The Federal Historic Preservation Tax Incentives Program, administered in partnership with the Internal Revenue Service and state historic preservation offices, provides a 20-percent tax credit to projects that rehabilitate income-producing historic buildings while maintaining their historic character.
“The Federal Historic Preservation Tax Incentives program is the largest community reinvestment program to promote historic rehabilitation in the country, preserving America's past while stimulating private investment, creating jobs and revitalizing communities,” said National Park Service Director Jonathan B. Jarvis. “By promoting its benefits and strengthening our partnerships with local communities, this program can be an effective mechanism in the revitalization of American communities.”
Since 1976, the program has certified more than 38,700 projects that have rehabilitated underutilized or vacant historic buildings, revitalizing neighborhoods and communities across the nation. Examples include the renovation of abandoned or underutilized schools, warehouses, factories, churches, retail stores, apartments, hotels, houses, and agricultural buildings for business or income-producing uses.
All told, these projects have created more than 2.4 million jobs.
“We are delighted with the Secretary's leadership to make sure that this important program continues its vital contributions to the nation,” said Wayne Donaldson, Chairman of the Advisory Council on Historic Preservation. “Private investors using the tax incentives have brought cherished local landmarks back to life across the country, creating jobs, spurring economic development, generating tax revenues, providing housing, and stimulating reinvestment in our cities and towns.”
Elizabeth Hughes, President of the National Conference of State Historic Preservation Officers said, “The National Conference of State Historic Preservation Officers applauds the Secretary's interest in expanding and creating more efficiency in the Federal Historic Tax Credit Program. As a key partner in the administration of the program, the State Historic Preservation Offices look forward to working with the National Park Service in implementing the proposed recommendations. Historic tax credits are a critical tool for stimulating private investment in redevelopment projects nationwide. State Historic Preservation Offices witness first-hand how these projects revitalize existing communities, grow the local economy, and transform struggling neighborhoods into vibrant centers for both work and play.”
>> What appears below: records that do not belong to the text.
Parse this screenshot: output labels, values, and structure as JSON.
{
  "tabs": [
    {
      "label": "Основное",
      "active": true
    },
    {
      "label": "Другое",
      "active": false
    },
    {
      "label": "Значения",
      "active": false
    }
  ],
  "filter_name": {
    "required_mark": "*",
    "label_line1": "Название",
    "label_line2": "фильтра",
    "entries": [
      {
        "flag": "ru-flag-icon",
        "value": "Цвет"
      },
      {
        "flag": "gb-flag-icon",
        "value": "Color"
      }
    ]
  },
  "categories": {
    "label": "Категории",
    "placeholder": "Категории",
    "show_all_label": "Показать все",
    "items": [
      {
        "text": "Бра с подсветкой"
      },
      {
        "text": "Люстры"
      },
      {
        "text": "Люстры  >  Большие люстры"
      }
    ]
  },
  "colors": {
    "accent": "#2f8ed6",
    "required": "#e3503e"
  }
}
The review makes eight recommendations to maximize opportunities to use historic preservation to promote economic development and community revitalization, especially in urban and economically depressed areas, among them:
Increase promotion and training to build awareness of the program for developers, the preservation community, state and local partners, and the general public;
Partner with the White House Council on Strong Cities, Strong Communities and the Department of Housing and Urban Development to promote the historic tax incentives program in economically depressed areas, using Detroit for the pilot partnership effort; if effective, this partnership model could be repeated elsewhere;
Work with the Department of the Treasury and the Internal Revenue Service to discuss issues related to tax policies that may restrict the appropriate use of the historic preservation tax incentives; and
In consultation with preservation partners and other stakeholders, reexamine and revise, as appropriate, guidance on applying program standards concerning certain interior treatments and to the review of large multiple-building complexes.